The UMWA’s 154-page report supports previous findings from the Davitt McAteer team and preliminary results from MSHA, outlining major problems with the Upper Big Branch mine’s longwall shearer, serious violations of requirements for rock-dusting underground and significant and repeated failures to properly ventilate the huge Raleigh County mine.
But there are some interesting new things in the UMWA report as well:
– The union appears to make a much more specific allegation than either MSHA or McAteer have so far about a specific illegal change in mine ventilation its investigators believe led to the methane present in the longwall area and the gob, the fuel for the initial ignition and explosion.
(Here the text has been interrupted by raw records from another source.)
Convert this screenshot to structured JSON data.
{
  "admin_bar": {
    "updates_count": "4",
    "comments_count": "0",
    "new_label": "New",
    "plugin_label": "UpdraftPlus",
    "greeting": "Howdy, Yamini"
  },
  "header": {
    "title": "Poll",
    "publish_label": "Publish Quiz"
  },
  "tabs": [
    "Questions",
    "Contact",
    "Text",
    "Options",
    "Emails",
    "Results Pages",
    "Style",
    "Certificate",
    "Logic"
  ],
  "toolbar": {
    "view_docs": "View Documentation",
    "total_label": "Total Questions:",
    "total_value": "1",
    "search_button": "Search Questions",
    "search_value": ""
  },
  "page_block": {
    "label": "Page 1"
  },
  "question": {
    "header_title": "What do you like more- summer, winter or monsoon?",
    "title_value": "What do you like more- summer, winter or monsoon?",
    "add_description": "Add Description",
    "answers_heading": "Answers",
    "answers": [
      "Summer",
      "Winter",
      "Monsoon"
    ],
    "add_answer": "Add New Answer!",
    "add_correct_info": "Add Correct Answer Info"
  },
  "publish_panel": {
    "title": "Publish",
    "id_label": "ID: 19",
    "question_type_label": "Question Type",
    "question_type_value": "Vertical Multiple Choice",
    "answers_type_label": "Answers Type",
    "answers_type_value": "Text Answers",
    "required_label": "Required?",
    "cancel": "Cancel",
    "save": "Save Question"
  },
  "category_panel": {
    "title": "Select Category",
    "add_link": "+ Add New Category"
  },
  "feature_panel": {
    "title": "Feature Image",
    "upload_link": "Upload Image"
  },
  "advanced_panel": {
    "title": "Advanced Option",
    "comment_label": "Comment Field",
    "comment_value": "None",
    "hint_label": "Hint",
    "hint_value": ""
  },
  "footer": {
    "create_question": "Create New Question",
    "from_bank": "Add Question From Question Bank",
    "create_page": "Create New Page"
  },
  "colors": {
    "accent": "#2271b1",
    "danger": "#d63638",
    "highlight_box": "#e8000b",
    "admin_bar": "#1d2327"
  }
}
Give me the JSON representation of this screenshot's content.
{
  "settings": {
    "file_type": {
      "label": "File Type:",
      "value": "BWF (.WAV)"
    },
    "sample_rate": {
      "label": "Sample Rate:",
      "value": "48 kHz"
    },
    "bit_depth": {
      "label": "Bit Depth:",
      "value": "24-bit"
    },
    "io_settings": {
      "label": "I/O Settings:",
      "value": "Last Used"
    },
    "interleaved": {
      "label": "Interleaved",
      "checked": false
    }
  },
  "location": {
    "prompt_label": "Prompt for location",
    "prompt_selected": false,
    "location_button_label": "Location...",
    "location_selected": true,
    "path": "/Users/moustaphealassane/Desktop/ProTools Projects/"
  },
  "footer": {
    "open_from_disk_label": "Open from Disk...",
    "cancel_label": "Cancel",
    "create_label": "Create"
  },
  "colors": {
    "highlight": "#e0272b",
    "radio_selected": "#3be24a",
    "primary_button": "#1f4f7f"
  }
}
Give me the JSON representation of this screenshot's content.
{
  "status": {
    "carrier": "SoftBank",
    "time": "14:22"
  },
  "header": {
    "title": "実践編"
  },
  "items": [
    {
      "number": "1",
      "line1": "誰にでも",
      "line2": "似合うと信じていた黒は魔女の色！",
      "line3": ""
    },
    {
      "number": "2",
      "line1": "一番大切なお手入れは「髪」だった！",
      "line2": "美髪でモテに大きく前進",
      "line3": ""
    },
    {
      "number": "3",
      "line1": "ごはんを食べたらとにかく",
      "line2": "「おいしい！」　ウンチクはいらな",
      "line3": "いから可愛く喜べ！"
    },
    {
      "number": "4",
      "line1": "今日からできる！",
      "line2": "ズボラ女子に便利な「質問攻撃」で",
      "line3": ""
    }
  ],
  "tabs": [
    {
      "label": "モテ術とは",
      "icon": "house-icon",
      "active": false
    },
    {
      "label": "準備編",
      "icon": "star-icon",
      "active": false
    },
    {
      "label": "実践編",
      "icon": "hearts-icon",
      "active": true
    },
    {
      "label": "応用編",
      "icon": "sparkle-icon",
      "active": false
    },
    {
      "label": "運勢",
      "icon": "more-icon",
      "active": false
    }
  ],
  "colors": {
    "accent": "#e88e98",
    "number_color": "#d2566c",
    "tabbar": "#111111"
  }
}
– UMW officials included fascinating maps and descriptions in their report that show more clearly than I’ve seen before the massive size and scope of the explosion — along with a discussion of how the blast essentially circled around on itself, following the trail of coal dust and creating a growing path of death and destruction underground. The union noted, for example, that the blast traveled up the a former coal-transportation tunnel called the “Glory Hole” and scorched the roof on an adjacent Massey mine.
– After the explosion, investigation teams found in the longwall area of the mine a methane monitor that appeared to be almost new — or certainly undamaged despite its location near the heart of the explosion. Union officials aren’t sure how it got there, or how it got to be so free of damage, dirt and dust. But they noted it was found near where it appears that a brattice cloth curtain was hung so that it would direct all airflow toward the sensor, diluting any methane at that point.